Just tell him "I think I need to have a talk with your soon to be ex. Since it's "over" now, I'm sure you won't mind me talking to her, and she won't mind your behavior."

Kevin McHugh

Specializes in Med-Surg.

Hate that kind of behavior too!

I agree with setting limits, stating that the behavior is inappropriate as DINAH and NURSE RATCHED suggested.

Taking a step back to consider the WHY behind the behavior helps, too.

Most of the patients I've dealt who behaved like this were very threatened by their present illness/condition. It looked like a fear of loss of control, loss of masculinity.....that kind of threat. Kinda sad really. Like little kids acting out when scared.

Then again, there are those patients who are just creeps to begin with!!!.

Yucko! This is why I want to work with babies! They don't pat your fanny, make lewd remarks, yell because they don't like food, blah, blah, blah. :D

It is creepy! Try Nurse Ratched's solutions above.

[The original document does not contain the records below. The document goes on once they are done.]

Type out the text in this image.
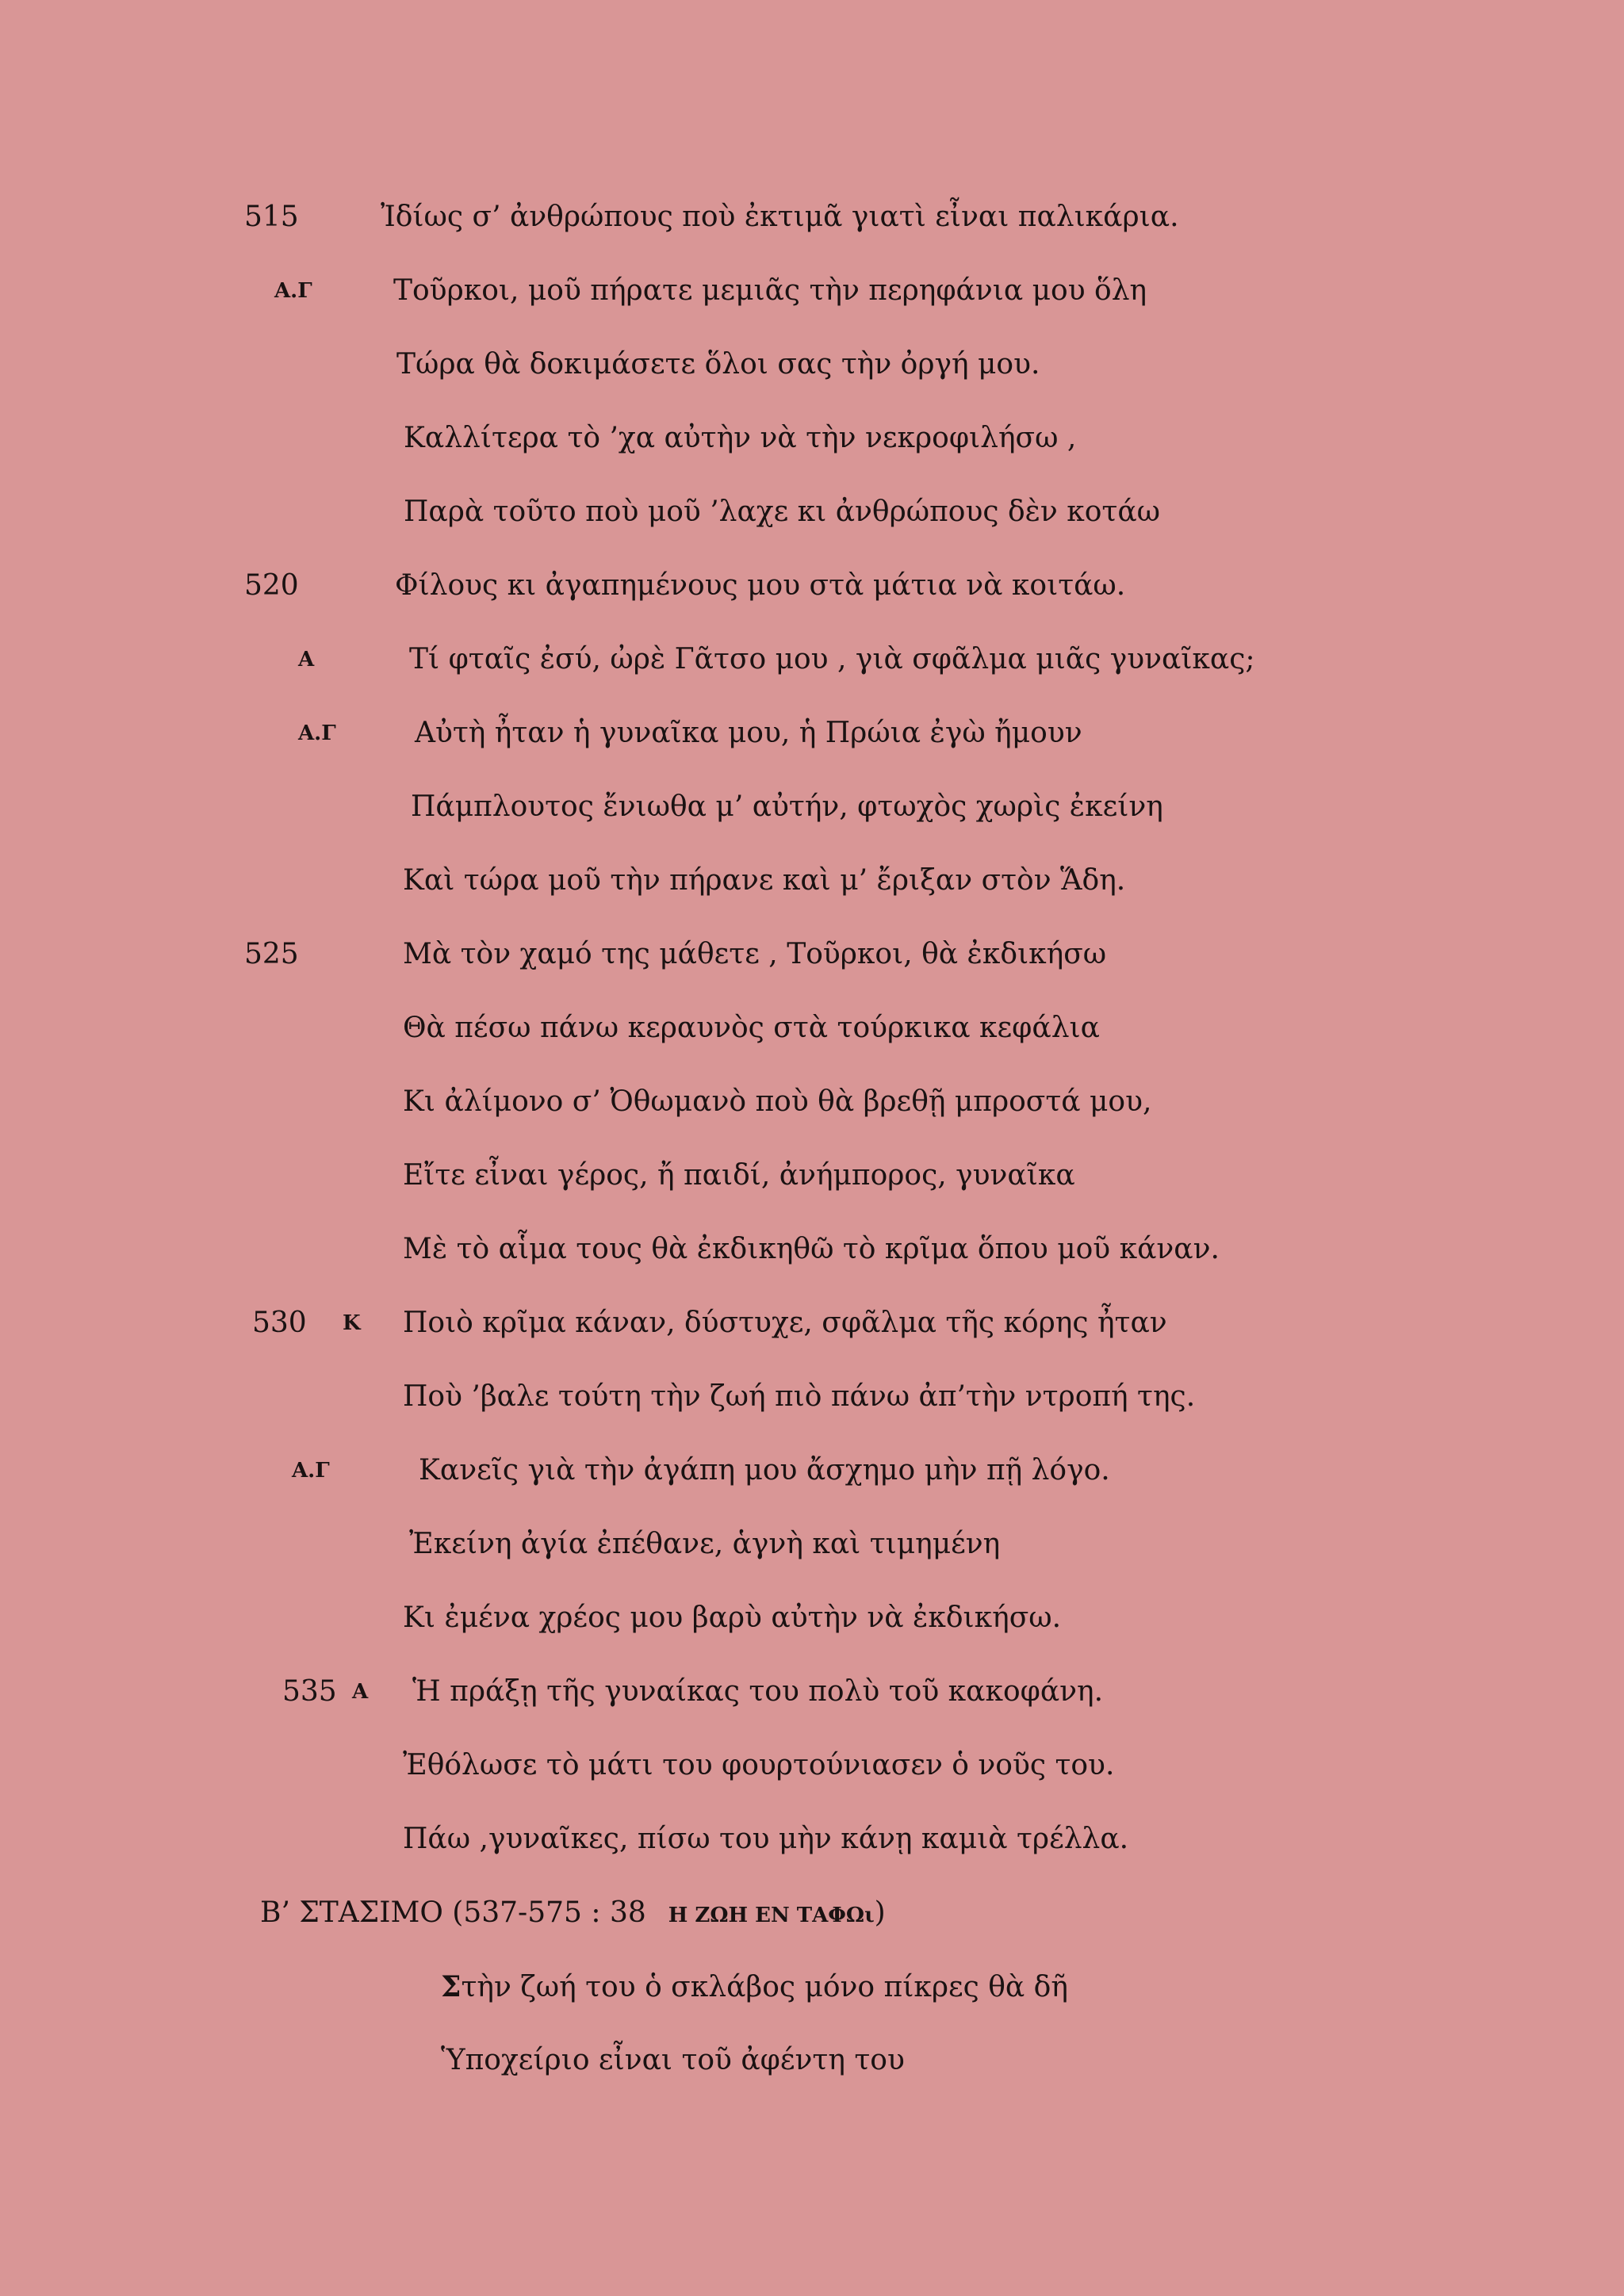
515	Ἰδίως σ’ ἀνθρώπους ποὺ ἐκτιμᾶ γιατὶ εἶναι παλικάρια.
Α.Γ	Τοῦρκοι, μοῦ πήρατε μεμιᾶς τὴν περηφάνια μου ὅλη
Τώρα θὰ δοκιμάσετε ὅλοι σας τὴν ὀργή μου.
Καλλίτερα τὸ ’χα αὐτὴν νὰ τὴν νεκροφιλήσω ,
Παρὰ τοῦτο ποὺ μοῦ ’λαχε κι ἀνθρώπους δὲν κοτάω
520	Φίλους κι ἀγαπημένους μου στὰ μάτια νὰ κοιτάω.
Α	Τί φταῖς ἐσύ, ὠρὲ Γᾶτσο μου , γιὰ σφᾶλμα μιᾶς γυναῖκας;
Α.Γ	Αὐτὴ ἦταν ἡ γυναῖκα μου, ἡ Πρώια ἐγὼ ἤμουν
Πάμπλουτος ἔνιωθα μ’ αὐτήν, φτωχὸς χωρὶς ἐκείνη
Καὶ τώρα μοῦ τὴν πήρανε καὶ μ’ ἔριξαν στὸν Ἅδη.
525	Μὰ τὸν χαμό της μάθετε , Τοῦρκοι, θὰ ἐκδικήσω
Θὰ πέσω πάνω κεραυνὸς στὰ τούρκικα κεφάλια
Κι ἀλίμονο σ’ Ὀθωμανὸ ποὺ θὰ βρεθῇ μπροστά μου,
Εἴτε εἶναι γέρος, ἤ παιδί, ἀνήμπορος, γυναῖκα
Μὲ τὸ αἷμα τους θὰ ἐκδικηθῶ τὸ κρῖμα ὅπου μοῦ κάναν.
530 Κ Ποιὸ κρῖμα κάναν, δύστυχε, σφᾶλμα τῆς κόρης ἦταν
Ποὺ ’βαλε τούτη τὴν ζωή πιὸ πάνω ἀπ’τὴν ντροπή της.
Α.Γ	Κανεῖς γιὰ τὴν ἀγάπη μου ἄσχημο μὴν πῇ λόγο.
Ἐκείνη ἀγία ἐπέθανε, ἁγνὴ καὶ τιμημένη
Κι ἐμένα χρέος μου βαρὺ αὐτὴν νὰ ἐκδικήσω.
535 Α Ἡ πράξῃ τῆς γυναίκας του πολὺ τοῦ κακοφάνη.
Ἐθόλωσε τὸ μάτι του φουρτούνιασεν ὁ νοῦς του.
Πάω ,γυναῖκες, πίσω του μὴν κάνῃ καμιὰ τρέλλα.
Β’ ΣΤΑΣΙΜΟ (537-575 : 38 Η ΖΩΗ ΕΝ ΤΑΦΩι)
Στὴν ζωή του ὁ σκλάβος μόνο πίκρες θὰ δῆ
Ὑποχείριο εἶναι τοῦ ἀφέντη του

If the harassment continues, though, ask for help from the most assertive nurse on your floor and LEARN from her!

And in the future you might try this. A lot of times with this kind of guy you can defuse the situation by making it clear that you are revolted by the unwanted attention in a polite way (for example, if the guy is at least a few years older than you, you might say "EUWW! You're old enough to be my father!" or "Ugh, I could NEVER even consider dating a patient -- that could get me fired!" or even (with a laugh) "Thanks, but I'm not attracted to men!" Accompany this with the appropriate eye widening and polite look of horror -- practice in front of a mirror). This will pretty effectively "wilt" the guy's interest and he will also have nothing to complain about to administration (after all, you have not been rude!).

Also, do whatever you have to do to keep from bending over (it's better for your back anyway). Pull up a chair and sit or prop the arm up on a pillow. Stand as far away as possible so he can't touch you. If you have to be in touching range (for example, for IV meds), state "Don't move. I have to pay attention to this or you might get hurt" -- and if he moves, repeat SHARPLY and FIRMLY, "Don't move!"

And last, but not least, develop your own "mom" voice and demeanor (works well on immature people like this guy!).

Take care and good luck!

All the above suggestions are good. One point, I see NO reason why you 'tactfully' have to handle this situation. Just say and do what you have to - right is right and this loser knows darned well what he is doing is wrong. You are being manipulated and intimidated. Lay it on the line in no uncertain terms.